Adding speech and sound generation to a product can greatly improve the usability and marketability of a product and it does not demand the addition of a separate digital signal processor (DSP) or specialized audio processor to implement. Microcontroller (MCU) vendors have implemented DSP extensions that bring real-time decoding for algorithms once thought too complex to implement on anything but a dedicated DSP platform.
Furthermore, audio processing provides a large number of tradeoffs that can be exploited by designers to allow sophisticated audio to be played on comparatively low-speed 8-bit MCUs. For example, it is possible to implement simple versions of the standard Adaptive Differential Pulse Code Modulation (ADPCM) algorithm on a relatively simple MCU, such as a Microchip Technology PIC16 without demanding any DSP extensions.
Audio-coding techniques designed to reduce storage size fall into two categories. The first method is called waveform coding, which uses the known properties of the waveform itself. The advantage of waveform coding is that it attempts to code signals without any knowledge about how the signal was created. This allows the codec to be applied to different forms of audio even though the algorithm may have been designed for, say, speech.

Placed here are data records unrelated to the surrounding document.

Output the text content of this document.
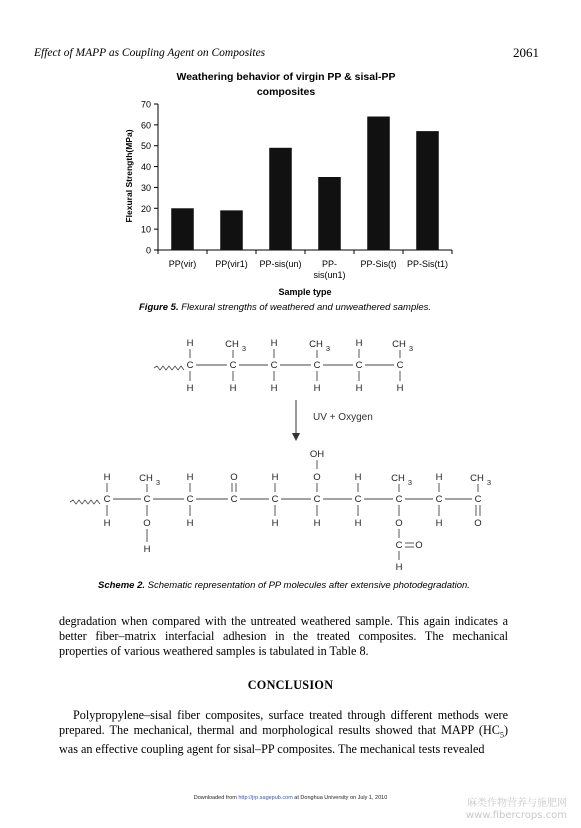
Effect of MAPP as Coupling Agent on Composites	2061
Weathering behavior of virgin PP & sisal-PP
composites
Flexural Strength(MPa)
0
10
20
30
40
50
60
70
PP(vir) PP(vir1) PP-sis(un) PP-
sis(un1)
PP-Sis(t) PP-Sis(t1)
Sample type
Figure 5. Flexural strengths of weathered and unweathered samples.
C
H
H
C
CH 3
H
C
H
H
C
CH 3
H
C
H
H
C
CH 3
H
UV + Oxygen
OH
C	C	C	C	C	C	C	C	C	C
H	CH 3	H	O	H	O	H	CH 3 H	CH 3
H	O	H	H	H	H	O	H	O
H	C O
H
Scheme 2. Schematic representation of PP molecules after extensive photodegradation.
degradation when compared with the untreated weathered sample. This again indicates a better fiber–matrix interfacial adhesion in the treated composites. The mechanical properties of various weathered samples is tabulated in Table 8.
CONCLUSION
Polypropylene–sisal fiber composites, surface treated through different methods were prepared. The mechanical, thermal and morphological results showed that MAPP $(HC_5)$ was an effective coupling agent for sisal–PP composites. The mechanical tests revealed
Downloaded from http://jrp.sagepub.com at Donghua University on July 1, 2010	麻类作物营养与施肥网
www.fibercrops.com
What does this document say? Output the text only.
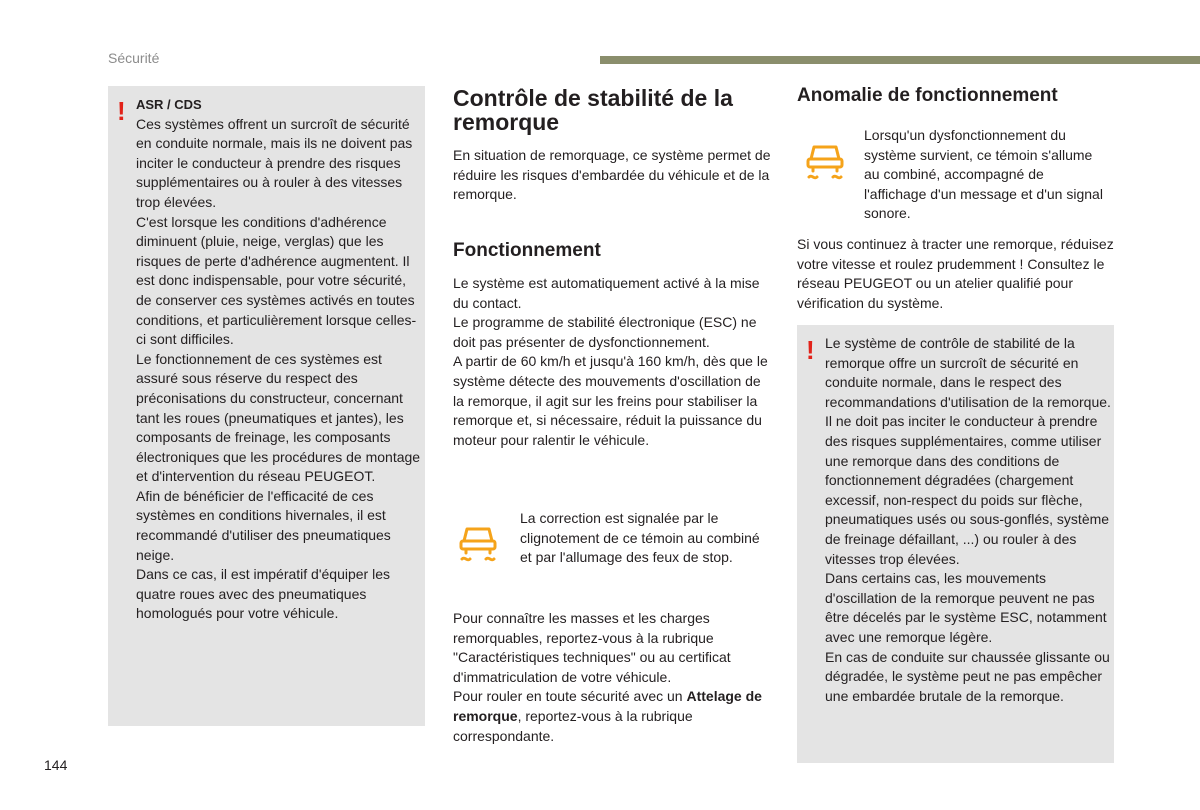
Sécurité
! ASR / CDS

Ces systèmes offrent un surcroît de sécurité en conduite normale, mais ils ne doivent pas inciter le conducteur à prendre des risques supplémentaires ou à rouler à des vitesses trop élevées.

C'est lorsque les conditions d'adhérence diminuent (pluie, neige, verglas) que les risques de perte d'adhérence augmentent. Il est donc indispensable, pour votre sécurité, de conserver ces systèmes activés en toutes conditions, et particulièrement lorsque celles-ci sont difficiles.

Le fonctionnement de ces systèmes est assuré sous réserve du respect des préconisations du constructeur, concernant tant les roues (pneumatiques et jantes), les composants de freinage, les composants électroniques que les procédures de montage et d'intervention du réseau PEUGEOT.

Afin de bénéficier de l'efficacité de ces systèmes en conditions hivernales, il est recommandé d'utiliser des pneumatiques neige.

Dans ce cas, il est impératif d'équiper les quatre roues avec des pneumatiques homologués pour votre véhicule.

Contrôle de stabilité de la remorque

En situation de remorquage, ce système permet de réduire les risques d'embardée du véhicule et de la remorque.

Fonctionnement

Le système est automatiquement activé à la mise du contact.

Le programme de stabilité électronique (ESC) ne doit pas présenter de dysfonctionnement.

A partir de 60 km/h et jusqu'à 160 km/h, dès que le système détecte des mouvements d'oscillation de la remorque, il agit sur les freins pour stabiliser la remorque et, si nécessaire, réduit la puissance du moteur pour ralentir le véhicule.

La correction est signalée par le clignotement de ce témoin au combiné et par l'allumage des feux de stop.

Pour connaître les masses et les charges remorquables, reportez-vous à la rubrique "Caractéristiques techniques" ou au certificat d'immatriculation de votre véhicule.

Pour rouler en toute sécurité avec un Attelage de remorque, reportez-vous à la rubrique correspondante.

Anomalie de fonctionnement

Lorsqu'un dysfonctionnement du système survient, ce témoin s'allume au combiné, accompagné de l'affichage d'un message et d'un signal sonore.

Si vous continuez à tracter une remorque, réduisez votre vitesse et roulez prudemment ! Consultez le réseau PEUGEOT ou un atelier qualifié pour vérification du système.

! Le système de contrôle de stabilité de la remorque offre un surcroît de sécurité en conduite normale, dans le respect des recommandations d'utilisation de la remorque. Il ne doit pas inciter le conducteur à prendre des risques supplémentaires, comme utiliser une remorque dans des conditions de fonctionnement dégradées (chargement excessif, non-respect du poids sur flèche, pneumatiques usés ou sous-gonflés, système de freinage défaillant, ...) ou rouler à des vitesses trop élevées.

Dans certains cas, les mouvements d'oscillation de la remorque peuvent ne pas être décelés par le système ESC, notamment avec une remorque légère.

En cas de conduite sur chaussée glissante ou dégradée, le système peut ne pas empêcher une embardée brutale de la remorque.

144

Speech-oriented waveform codecs often take advantage of the observation that there is a higher probability of a speech signal taking a small value rather than a large value. Therefore, a speech processor can reduce the bit rate by quantizing the smaller samples with finer step sizes and the large samples with coarse step sizes. The bit rate can further be reduced by using one inherent characteristic of speech: a high correlation between consecutive speech samples.
Rather than encode the speech signal itself, the difference between consecutive samples can be encoded. This method is a relatively simple one that is repeated on each sample with little overhead from one sample to the next. ADPCM is an example of a waveform algorithm that uses this technique.

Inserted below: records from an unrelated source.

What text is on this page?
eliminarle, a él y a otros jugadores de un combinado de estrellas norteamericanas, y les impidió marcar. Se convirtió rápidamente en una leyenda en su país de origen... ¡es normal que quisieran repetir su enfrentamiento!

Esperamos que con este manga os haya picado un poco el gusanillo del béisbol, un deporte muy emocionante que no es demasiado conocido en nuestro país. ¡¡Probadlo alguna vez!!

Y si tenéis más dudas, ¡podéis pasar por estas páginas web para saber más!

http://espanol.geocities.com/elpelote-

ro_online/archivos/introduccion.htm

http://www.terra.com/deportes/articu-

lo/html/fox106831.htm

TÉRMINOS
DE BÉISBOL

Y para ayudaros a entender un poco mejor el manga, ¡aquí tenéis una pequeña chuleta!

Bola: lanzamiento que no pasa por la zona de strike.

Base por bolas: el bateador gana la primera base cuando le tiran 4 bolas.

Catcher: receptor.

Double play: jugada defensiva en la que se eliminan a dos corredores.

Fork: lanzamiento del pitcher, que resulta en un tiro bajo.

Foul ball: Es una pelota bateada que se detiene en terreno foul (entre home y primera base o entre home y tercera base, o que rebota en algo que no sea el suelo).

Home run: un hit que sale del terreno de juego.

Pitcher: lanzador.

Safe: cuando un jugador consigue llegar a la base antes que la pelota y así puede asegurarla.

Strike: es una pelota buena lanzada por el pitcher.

The other form of compression or coding is to use a model of the way that the audio signal is created. This can dramatically improve compression ratios without negatively affecting the quality of the audio once reconstructed. For example, the speech codecs used commonly for cellular telephony networks use a simplified model of the vocal tract.
Speech typically remains relatively constant over short intervals and a set of parameters can be used to define how a short period of speech can be reconstructed: typically pitch and amplitude. These parameters rather than coded samples can then be stored or transferred to the receiver. This technique requires significant processing on the incoming speech signal as well as memory to store and analyze the speech interval. Examples of this type of processor, called a vocoder or hybrid coder, are those which perform linear predictive coding (LPC) or code-excited linear predictive coding (CELP).
The GSM telephony standard uses CELP to compress real-time speech to a stream that needs a bandwidth of less than 10 kb/s. For non-telephony uses, the Speex codec provides an efficient implementation of a CELP algorithm and is available as open-source code. A number of libraries for MCUs, such as the one developed by Microchip Technology for the PIC32MX family, implement the Speex codec.
The MPEG2 Layer 3 (MP3) audio codec uses a model of the human hearing rather than vocal system to determine how best to compress an audio stream. Many of today’s leading audio codecs are lossy, perceptual codecs that work on the basis that the brain cannot hear certain audio signals that are ‘masked’ by other, louder signals. Therefore, they are not worth encoding, making it easier to render the audio with a lower bitrate stream of data.
Figure 1: Block diagram of a perceptual codec. (Source: Fraunhofer)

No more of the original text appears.